Pendahuluan
Dalam sejarah Islam Khawarij dan Wahabi adalah dua kelompok yang sering diperbincangkan dikarenakan sikap mereka yang sangat tekstualis dan berani angkat senjata untuk saudara sesama muslim.
Meskipun muncul pada konteks sejarah yang berbeda, terdapat benang merah yang menghubungkan kedua kelompok ini dalam hal pendekatan terhadap teks ajaran pokok agama Islam dan aksi ektrimisme terhadap kelompok yang berseberangan.

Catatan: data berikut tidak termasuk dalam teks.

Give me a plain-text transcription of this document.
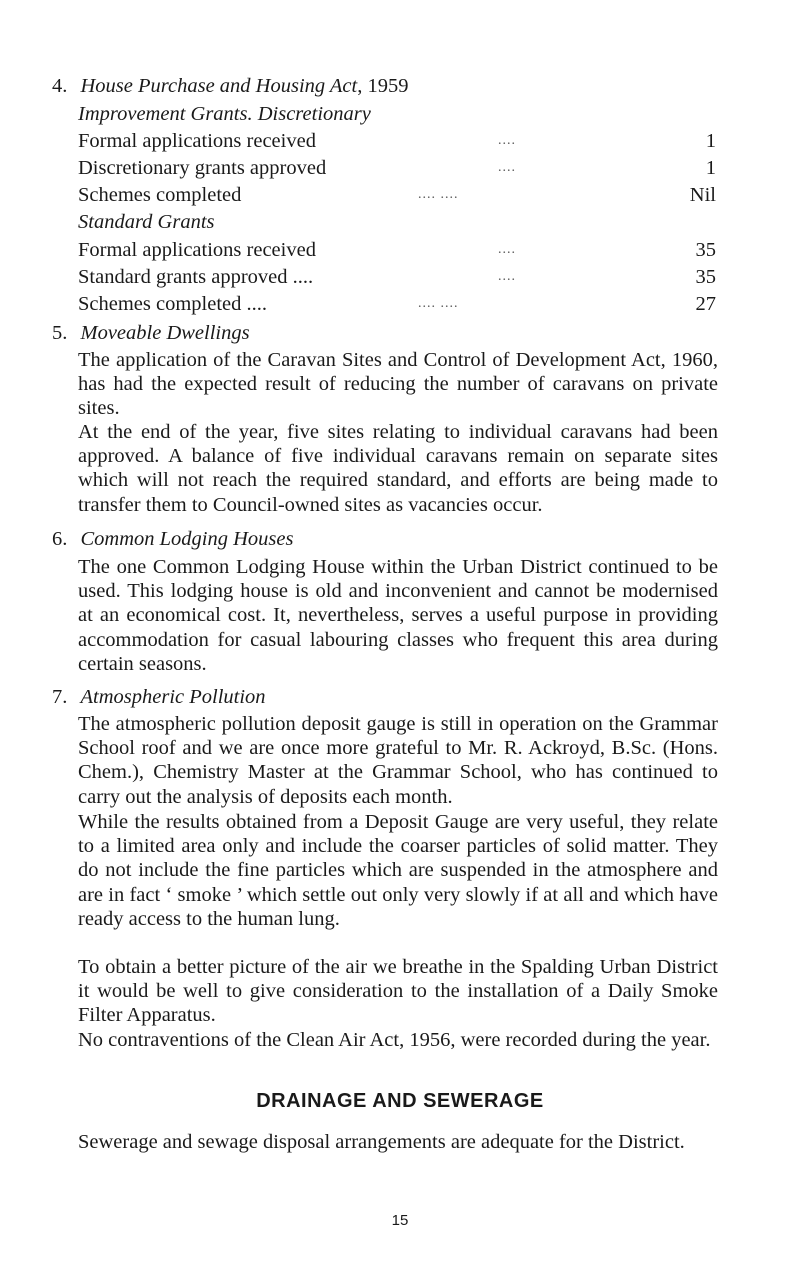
4. House Purchase and Housing Act, 1959
Improvement Grants. Discretionary
Formal applications received	....	1
Discretionary grants approved	....	1
Schemes completed	.... ....	Nil
Standard Grants
Formal applications received	....	35
Standard grants approved ....	....	35
Schemes completed ....	.... ....	27
5. Moveable Dwellings
The application of the Caravan Sites and Control of Development Act, 1960, has had the expected result of reducing the number of caravans on private sites.
At the end of the year, five sites relating to individual caravans had been approved. A balance of five individual caravans remain on separate sites which will not reach the required standard, and efforts are being made to transfer them to Council-owned sites as vacancies occur.
6. Common Lodging Houses
The one Common Lodging House within the Urban District continued to be used. This lodging house is old and inconvenient and cannot be modernised at an economical cost. It, nevertheless, serves a useful purpose in providing accommodation for casual labouring classes who frequent this area during certain seasons.
7. Atmospheric Pollution
The atmospheric pollution deposit gauge is still in operation on the Grammar School roof and we are once more grateful to Mr. R. Ackroyd, B.Sc. (Hons. Chem.), Chemistry Master at the Grammar School, who has continued to carry out the analysis of deposits each month.
While the results obtained from a Deposit Gauge are very useful, they relate to a limited area only and include the coarser particles of solid matter. They do not include the fine particles which are suspended in the atmosphere and are in fact ‘ smoke ’ which settle out only very slowly if at all and which have ready access to the human lung.
To obtain a better picture of the air we breathe in the Spalding Urban District it would be well to give consideration to the installation of a Daily Smoke Filter Apparatus.
No contraventions of the Clean Air Act, 1956, were recorded during the year.
DRAINAGE AND SEWERAGE
Sewerage and sewage disposal arrangements are adequate for the District.
15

Khawarij: Benih-benih ajaran menyimpang
Benih paham Khawarij muncul pada zaman Rasulullah, saat seorang bernama Hurqush bin Zuhair As-Sa’di atau yang dikenal sebagai Dzul Khuwaishirah memprotes keputusan Nabi dalam membagikan harta ghanimah. Nabi membiarkannya pergi walau Shahabat Umar sempat ingin membunuhnya. Pasca kejadian itu, Nabi memprediksikan dia dan golongannya akan kembali kelak ketika umat islam mulai terpecah-belah, mereka datang dengan ciri khasnya: Suka meremehkan Ibadah orang lain dan ahli dalam membaca Quran namun tidak bisa memahami isinya. [HR: Al-Bukhari No 3445]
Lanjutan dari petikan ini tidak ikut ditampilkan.